Ukraine said on Monday it had shot down all Russian drones in a massive wave of attacks, after Moscow launched an unprecedented third straight night of air strikes against civilian targets, intensifying its air war for the New Year holiday.
Russian officials meanwhile were reeling from reports that high numbers of freshly mobilised Russian troops had been killed in a strike on a college converted to a barracks in occupied Ukraine, where soldiers were housed with an ammunition dump. A source close to the Russian-installed authorities told Reuters dozens had died.
Russia has seen in the new year with nightly attacks on Ukrainian cities, including Kyiv, hundreds of kilometres from the front lines.
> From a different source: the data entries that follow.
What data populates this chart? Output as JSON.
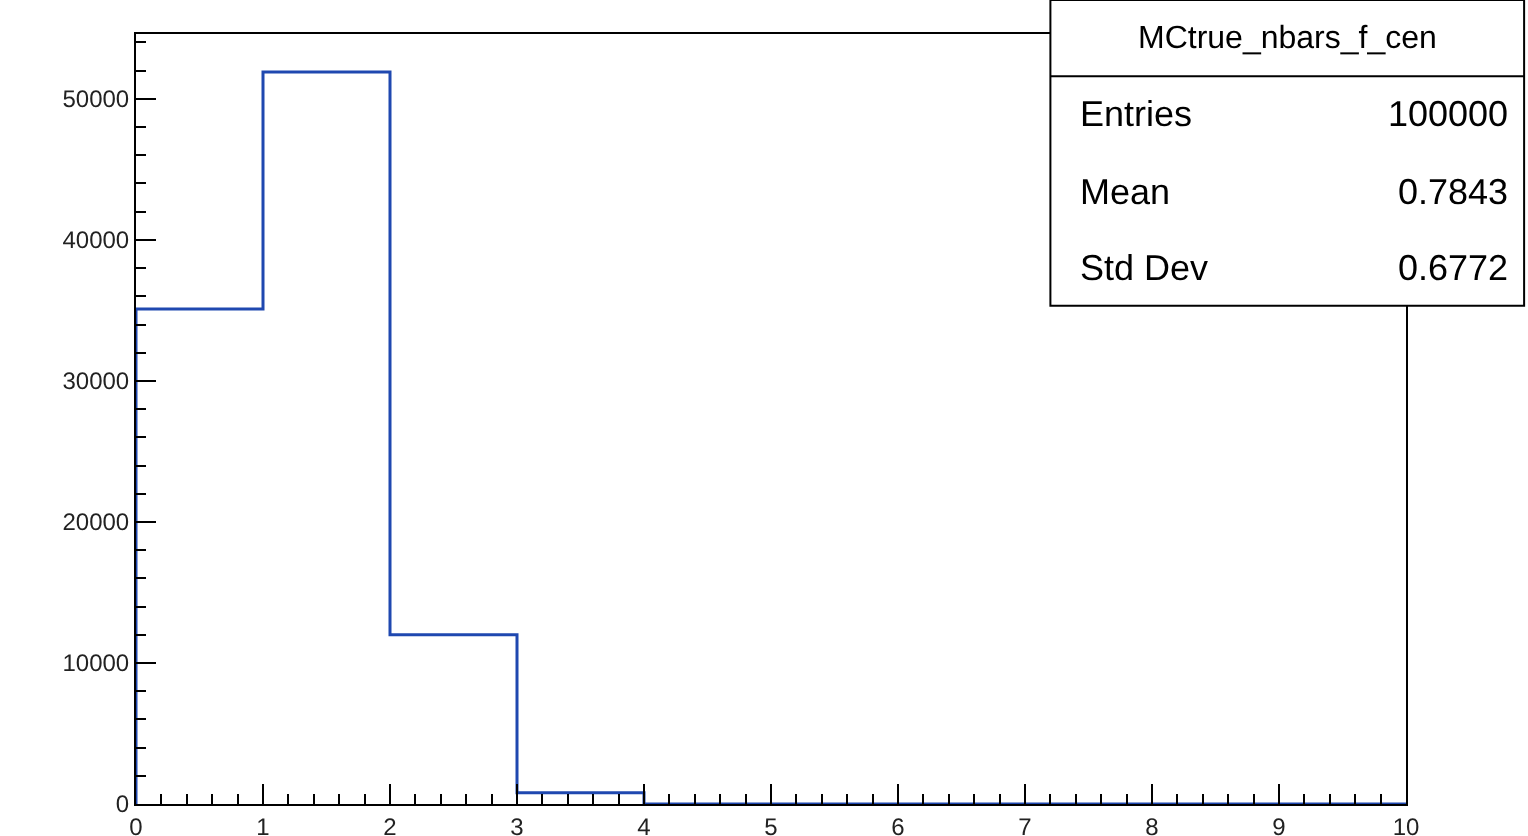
{
  "chart_data": {
    "type": "histogram",
    "bins": [
      0,
      1,
      2,
      3,
      4,
      5,
      6,
      7,
      8,
      9,
      10
    ],
    "values": [
      35100,
      51900,
      12000,
      800,
      0,
      0,
      0,
      0,
      0,
      0
    ],
    "color": "#1f48b0",
    "xlim": [
      0,
      10
    ],
    "xticks": [
      0,
      1,
      2,
      3,
      4,
      5,
      6,
      7,
      8,
      9,
      10
    ],
    "ylim": [
      0,
      54600
    ],
    "yticks": [
      0,
      10000,
      20000,
      30000,
      40000,
      50000
    ],
    "annotations": [
      "MCtrue_nbars_f_cen",
      "Entries",
      "100000",
      "Mean",
      "0.7843",
      "Std Dev",
      "0.6772"
    ]
  }
}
That marks a change in tactics after months in which Moscow usually spaced such strikes around a week apart.
After firing dozens of missiles on Dec. 31, Russia launched dozens of Iranian-made Shahed drones on Jan. 1 and Jan. 2. But Kyiv said on Monday it had shot down all 39 drones in the latest wave, including 22 shot down over the capital.
Kyiv said the new tactic was a sign of Russia’s desperation as Ukraine’s ability to defend its air space had improved.
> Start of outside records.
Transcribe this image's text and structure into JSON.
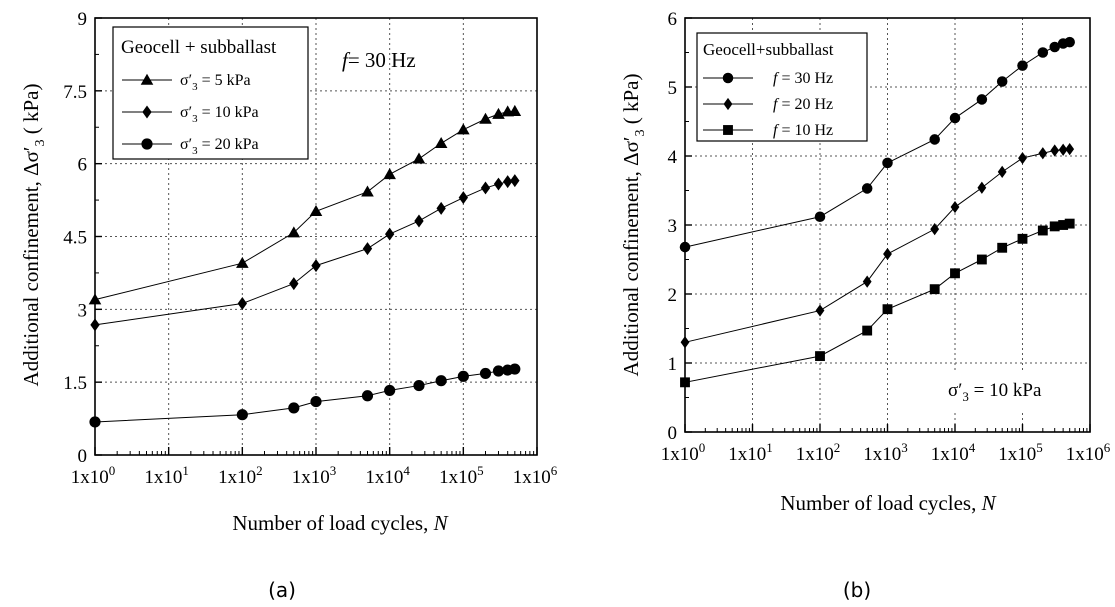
{
  "chart_data": [
    {
      "type": "line",
      "panel_label": "(a)",
      "xlabel": "Number of load cycles, ",
      "xlabel_italic": "N",
      "ylabel": "Additional confinement, Δσ′3 ( kPa)",
      "x_scale": "log",
      "xlim": [
        1,
        1000000
      ],
      "ylim": [
        0,
        9
      ],
      "y_ticks": [
        0,
        1.5,
        3,
        4.5,
        6,
        7.5,
        9
      ],
      "y_tick_labels": [
        "0",
        "1.5",
        "3",
        "4.5",
        "6",
        "7.5",
        "9"
      ],
      "x_ticks": [
        1,
        10,
        100,
        1000,
        10000,
        100000,
        1000000
      ],
      "x_tick_labels": [
        {
          "base": "1x10",
          "exp": "0"
        },
        {
          "base": "1x10",
          "exp": "1"
        },
        {
          "base": "1x10",
          "exp": "2"
        },
        {
          "base": "1x10",
          "exp": "3"
        },
        {
          "base": "1x10",
          "exp": "4"
        },
        {
          "base": "1x10",
          "exp": "5"
        },
        {
          "base": "1x10",
          "exp": "6"
        }
      ],
      "grid": true,
      "legend_title": "Geocell + subballast",
      "legend_placement": "top-left",
      "annotation": {
        "italic": "f",
        "text": "= 30 Hz"
      },
      "series": [
        {
          "name": "σ′3 = 5 kPa",
          "label": {
            "sym": "σ′",
            "sub": "3",
            "rest": " = 5 kPa"
          },
          "marker": "triangle",
          "x": [
            1,
            100,
            500,
            1000,
            5000,
            10000,
            25000,
            50000,
            100000,
            200000,
            300000,
            400000,
            500000
          ],
          "y": [
            3.2,
            3.95,
            4.58,
            5.02,
            5.42,
            5.78,
            6.1,
            6.42,
            6.7,
            6.92,
            7.02,
            7.07,
            7.08
          ]
        },
        {
          "name": "σ′3 = 10 kPa",
          "label": {
            "sym": "σ′",
            "sub": "3",
            "rest": " = 10 kPa"
          },
          "marker": "diamond",
          "x": [
            1,
            100,
            500,
            1000,
            5000,
            10000,
            25000,
            50000,
            100000,
            200000,
            300000,
            400000,
            500000
          ],
          "y": [
            2.68,
            3.12,
            3.53,
            3.9,
            4.25,
            4.55,
            4.82,
            5.08,
            5.3,
            5.5,
            5.58,
            5.63,
            5.65
          ]
        },
        {
          "name": "σ′3 = 20 kPa",
          "label": {
            "sym": "σ′",
            "sub": "3",
            "rest": " = 20 kPa"
          },
          "marker": "circle",
          "x": [
            1,
            100,
            500,
            1000,
            5000,
            10000,
            25000,
            50000,
            100000,
            200000,
            300000,
            400000,
            500000
          ],
          "y": [
            0.68,
            0.83,
            0.97,
            1.1,
            1.22,
            1.33,
            1.43,
            1.53,
            1.62,
            1.68,
            1.73,
            1.75,
            1.77
          ]
        }
      ]
    },
    {
      "type": "line",
      "panel_label": "(b)",
      "xlabel": "Number of load cycles, ",
      "xlabel_italic": "N",
      "ylabel": "Additional confinement, Δσ′3 ( kPa)",
      "x_scale": "log",
      "xlim": [
        1,
        1000000
      ],
      "ylim": [
        0,
        6
      ],
      "y_ticks": [
        0,
        1,
        2,
        3,
        4,
        5,
        6
      ],
      "y_tick_labels": [
        "0",
        "1",
        "2",
        "3",
        "4",
        "5",
        "6"
      ],
      "x_ticks": [
        1,
        10,
        100,
        1000,
        10000,
        100000,
        1000000
      ],
      "x_tick_labels": [
        {
          "base": "1x10",
          "exp": "0"
        },
        {
          "base": "1x10",
          "exp": "1"
        },
        {
          "base": "1x10",
          "exp": "2"
        },
        {
          "base": "1x10",
          "exp": "3"
        },
        {
          "base": "1x10",
          "exp": "4"
        },
        {
          "base": "1x10",
          "exp": "5"
        },
        {
          "base": "1x10",
          "exp": "6"
        }
      ],
      "grid": true,
      "legend_title": "Geocell+subballast",
      "legend_placement": "top-left",
      "annotation": {
        "sym": "σ′",
        "sub": "3",
        "text": " = 10 kPa"
      },
      "series": [
        {
          "name": "f = 30 Hz",
          "label": {
            "italic": "f",
            "rest": " = 30 Hz"
          },
          "marker": "circle",
          "x": [
            1,
            100,
            500,
            1000,
            5000,
            10000,
            25000,
            50000,
            100000,
            200000,
            300000,
            400000,
            500000
          ],
          "y": [
            2.68,
            3.12,
            3.53,
            3.9,
            4.24,
            4.55,
            4.82,
            5.08,
            5.31,
            5.5,
            5.58,
            5.63,
            5.65
          ]
        },
        {
          "name": "f = 20 Hz",
          "label": {
            "italic": "f",
            "rest": " = 20 Hz"
          },
          "marker": "diamond",
          "x": [
            1,
            100,
            500,
            1000,
            5000,
            10000,
            25000,
            50000,
            100000,
            200000,
            300000,
            400000,
            500000
          ],
          "y": [
            1.3,
            1.76,
            2.18,
            2.58,
            2.94,
            3.26,
            3.54,
            3.77,
            3.97,
            4.04,
            4.08,
            4.09,
            4.1
          ]
        },
        {
          "name": "f = 10 Hz",
          "label": {
            "italic": "f",
            "rest": " = 10 Hz"
          },
          "marker": "square",
          "x": [
            1,
            100,
            500,
            1000,
            5000,
            10000,
            25000,
            50000,
            100000,
            200000,
            300000,
            400000,
            500000
          ],
          "y": [
            0.72,
            1.1,
            1.47,
            1.78,
            2.07,
            2.3,
            2.5,
            2.67,
            2.8,
            2.92,
            2.98,
            3.0,
            3.02
          ]
        }
      ]
    }
  ]
}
Russia had been trying to destroy Ukraine’s energy infrastructure for months but had failed as Ukraine obtained better defences, presidential chief of staff Andriy Yermak said on Telegram.
“Now they are looking for routes and attempts to hit us somehow, but their terror tactics will not work. Our sky will turn into a shield.”
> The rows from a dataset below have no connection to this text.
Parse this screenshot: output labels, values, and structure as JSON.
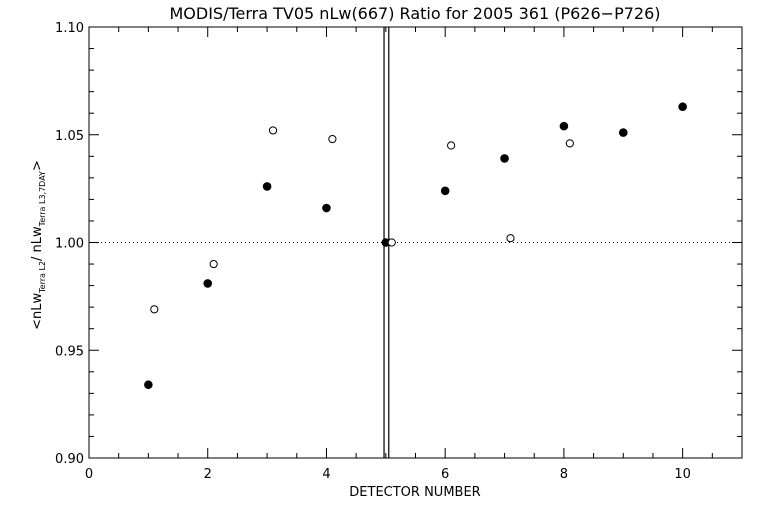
{
  "chart_data": {
    "type": "scatter",
    "title": "MODIS/Terra TV05 nLw(667) Ratio for 2005 361 (P626−P726)",
    "xlabel": "DETECTOR NUMBER",
    "ylabel_parts": {
      "open": "<nLw",
      "sub1": "Terra L2",
      "slash": "/ nLw",
      "sub2": "Terra L3,7DAY",
      "close": ">"
    },
    "xlim": [
      0,
      11
    ],
    "ylim": [
      0.9,
      1.1
    ],
    "x_ticks": [
      0,
      2,
      4,
      6,
      8,
      10
    ],
    "x_tick_labels": [
      "0",
      "2",
      "4",
      "6",
      "8",
      "10"
    ],
    "y_ticks": [
      0.9,
      0.95,
      1.0,
      1.05,
      1.1
    ],
    "y_tick_labels": [
      "0.90",
      "0.95",
      "1.00",
      "1.05",
      "1.10"
    ],
    "reference_line_y": 1.0,
    "vertical_lines_x": [
      4.97,
      5.05
    ],
    "series": [
      {
        "marker": "filled-circle",
        "x": [
          1,
          2,
          3,
          4,
          5,
          6,
          7,
          8,
          9,
          10
        ],
        "y": [
          0.934,
          0.981,
          1.026,
          1.016,
          1.0,
          1.024,
          1.039,
          1.054,
          1.051,
          1.063
        ]
      },
      {
        "marker": "open-circle",
        "x": [
          1.1,
          2.1,
          3.1,
          4.1,
          5.1,
          6.1,
          7.1,
          8.1
        ],
        "y": [
          0.969,
          0.99,
          1.052,
          1.048,
          1.0,
          1.045,
          1.002,
          1.046
        ]
      }
    ]
  }
}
President Volodymyr Zelenskiy praised Ukrainians for showing gratitude to the troops and one another and said Russia’s efforts would prove useless.
“Drones, missiles, everything else will not help them,” he said of the Russians. “Because we stand united. They are united only by fear.”
Ukraine’s air defence systems worked through the night to bring down incoming drones and to warn communities of the approaching danger.
“It is loud in the region and in the capital: night drone attacks,” Kyiv Governor Oleksiy Kuleba said.
“Russians launched several waves of Shahed drones. Targeting critical infrastructure facilities. Air defence is at work.”
Russia, which has seized and claims to have annexed around a fifth of Ukraine, has turned to mass air strikes against Ukrainian cities since suffering humiliating defeats on the battlefield in the second half of 2022.
It says its attacks, which have knocked out heat and power to millions in winter, aim to reduce Kyiv’s ability to fight. Ukraine says the attacks have no military purpose and are intended to hurt civilians, a war crime.